Kültür ve strateji ikilemi: Yönetim bilimlerinin ünlü gurusu Peter Druc­ker, tüm eserlerinde, kültürü değiştir­me veya yabancı bir kültürü ithal etme çabalarının sonuç vermeyeceğini şöyle vurgulamıştı: “Yeni yüzyılın koşulları, davranış bilimlerindeki değişimi ge­rekli kılmaktadır. Fakat bunu gerçek­leştirecek olan ‘kültürün değişmesi’ değildir. Kültür, nasıl tarif edilirse edil­sin, çok dayanıklı ve kalıcıdır.

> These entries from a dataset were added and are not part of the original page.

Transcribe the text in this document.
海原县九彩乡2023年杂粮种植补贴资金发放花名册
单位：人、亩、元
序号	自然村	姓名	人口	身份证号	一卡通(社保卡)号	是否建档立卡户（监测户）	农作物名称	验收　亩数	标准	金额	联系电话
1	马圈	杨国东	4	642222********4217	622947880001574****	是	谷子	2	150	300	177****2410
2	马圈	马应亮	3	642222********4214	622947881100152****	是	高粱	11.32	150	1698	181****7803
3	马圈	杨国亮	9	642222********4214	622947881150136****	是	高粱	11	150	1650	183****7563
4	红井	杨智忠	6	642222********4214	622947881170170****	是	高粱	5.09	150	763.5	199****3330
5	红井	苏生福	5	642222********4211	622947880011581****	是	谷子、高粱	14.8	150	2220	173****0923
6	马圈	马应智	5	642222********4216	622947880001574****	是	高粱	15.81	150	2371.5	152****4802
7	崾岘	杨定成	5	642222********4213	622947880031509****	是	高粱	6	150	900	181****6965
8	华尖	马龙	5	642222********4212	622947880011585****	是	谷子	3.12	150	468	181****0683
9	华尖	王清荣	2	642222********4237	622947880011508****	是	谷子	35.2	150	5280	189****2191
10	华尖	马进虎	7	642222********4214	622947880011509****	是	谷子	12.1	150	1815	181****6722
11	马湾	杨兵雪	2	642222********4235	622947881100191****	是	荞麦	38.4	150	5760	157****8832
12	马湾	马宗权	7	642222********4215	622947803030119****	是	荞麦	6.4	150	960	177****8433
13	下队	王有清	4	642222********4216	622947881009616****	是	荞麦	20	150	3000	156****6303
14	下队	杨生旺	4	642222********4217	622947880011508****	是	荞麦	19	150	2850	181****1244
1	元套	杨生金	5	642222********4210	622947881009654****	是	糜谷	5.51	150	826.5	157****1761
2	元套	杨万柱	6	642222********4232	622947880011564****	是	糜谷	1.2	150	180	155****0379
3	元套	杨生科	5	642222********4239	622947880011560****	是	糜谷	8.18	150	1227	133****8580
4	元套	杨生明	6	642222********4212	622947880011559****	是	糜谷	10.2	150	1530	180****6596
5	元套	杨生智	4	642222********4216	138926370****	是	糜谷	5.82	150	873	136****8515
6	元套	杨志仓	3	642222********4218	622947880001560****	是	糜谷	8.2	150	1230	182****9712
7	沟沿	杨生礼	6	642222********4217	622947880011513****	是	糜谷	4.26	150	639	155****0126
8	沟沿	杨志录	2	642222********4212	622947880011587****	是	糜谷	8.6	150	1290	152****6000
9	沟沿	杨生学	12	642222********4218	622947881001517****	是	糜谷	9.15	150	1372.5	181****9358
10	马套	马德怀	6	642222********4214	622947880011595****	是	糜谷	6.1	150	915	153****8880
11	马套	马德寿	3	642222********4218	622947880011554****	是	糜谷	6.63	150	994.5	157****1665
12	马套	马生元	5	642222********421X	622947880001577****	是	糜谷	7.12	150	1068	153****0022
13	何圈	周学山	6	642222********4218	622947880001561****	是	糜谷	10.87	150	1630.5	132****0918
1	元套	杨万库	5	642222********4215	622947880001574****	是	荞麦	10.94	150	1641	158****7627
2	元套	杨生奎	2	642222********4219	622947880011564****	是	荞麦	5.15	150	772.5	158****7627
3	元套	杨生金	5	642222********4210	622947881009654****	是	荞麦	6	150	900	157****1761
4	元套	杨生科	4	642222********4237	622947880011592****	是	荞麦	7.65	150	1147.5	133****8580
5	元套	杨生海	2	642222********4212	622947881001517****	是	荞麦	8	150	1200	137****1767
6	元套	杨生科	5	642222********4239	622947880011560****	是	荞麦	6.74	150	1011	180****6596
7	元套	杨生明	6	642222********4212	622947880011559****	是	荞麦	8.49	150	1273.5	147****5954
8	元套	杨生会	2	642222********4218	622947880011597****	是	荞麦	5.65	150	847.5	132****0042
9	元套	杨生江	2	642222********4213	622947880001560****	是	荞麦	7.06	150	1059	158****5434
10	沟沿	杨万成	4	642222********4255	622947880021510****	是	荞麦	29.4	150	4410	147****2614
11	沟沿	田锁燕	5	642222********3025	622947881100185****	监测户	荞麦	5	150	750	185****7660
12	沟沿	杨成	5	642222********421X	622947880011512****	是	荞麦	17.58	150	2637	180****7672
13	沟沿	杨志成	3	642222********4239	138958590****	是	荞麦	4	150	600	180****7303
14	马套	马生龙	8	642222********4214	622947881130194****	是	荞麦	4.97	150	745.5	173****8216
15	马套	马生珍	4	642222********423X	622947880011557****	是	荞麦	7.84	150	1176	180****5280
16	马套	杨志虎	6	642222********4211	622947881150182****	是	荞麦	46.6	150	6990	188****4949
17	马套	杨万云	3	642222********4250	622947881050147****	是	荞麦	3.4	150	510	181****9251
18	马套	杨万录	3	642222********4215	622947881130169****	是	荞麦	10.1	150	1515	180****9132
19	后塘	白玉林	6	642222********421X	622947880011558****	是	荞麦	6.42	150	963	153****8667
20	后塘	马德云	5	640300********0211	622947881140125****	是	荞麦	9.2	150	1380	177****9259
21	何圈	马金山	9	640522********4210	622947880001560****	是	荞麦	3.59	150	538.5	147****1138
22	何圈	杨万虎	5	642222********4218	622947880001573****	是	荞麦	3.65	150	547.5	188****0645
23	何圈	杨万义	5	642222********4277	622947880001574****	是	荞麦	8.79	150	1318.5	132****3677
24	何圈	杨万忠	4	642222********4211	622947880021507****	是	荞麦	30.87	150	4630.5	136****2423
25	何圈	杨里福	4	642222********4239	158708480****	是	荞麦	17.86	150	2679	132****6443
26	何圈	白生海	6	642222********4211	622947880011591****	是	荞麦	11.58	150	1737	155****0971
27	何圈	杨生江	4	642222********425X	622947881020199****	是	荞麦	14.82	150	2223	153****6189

Gerçek hayatta davranış biçiminin değişmesi, sadece var olan kültüre dayandığı tak­dirde mümkün olur.” 2005 yılında haya­tını kaybeden Drucker’dan sonra Ford şirketinin üst düzey yöneticilerinden Mark Fields ünlü yönetim gurusunun “Kültür, stratejiyi kahvaltıda yer” dedi­ğini söylemişti. Drucker’ın aynı konuda ve aynı içerikte çok sayıda makalesi bu­lunmasına rağmen bu alıntının gerçek kaynağı 2017’ye kadar bulunamamıştı. Ancak kültürün stratejiden daha önem­li olduğu görüşü bu arada tüm iş dünya­sında yaygınlaşmıştı.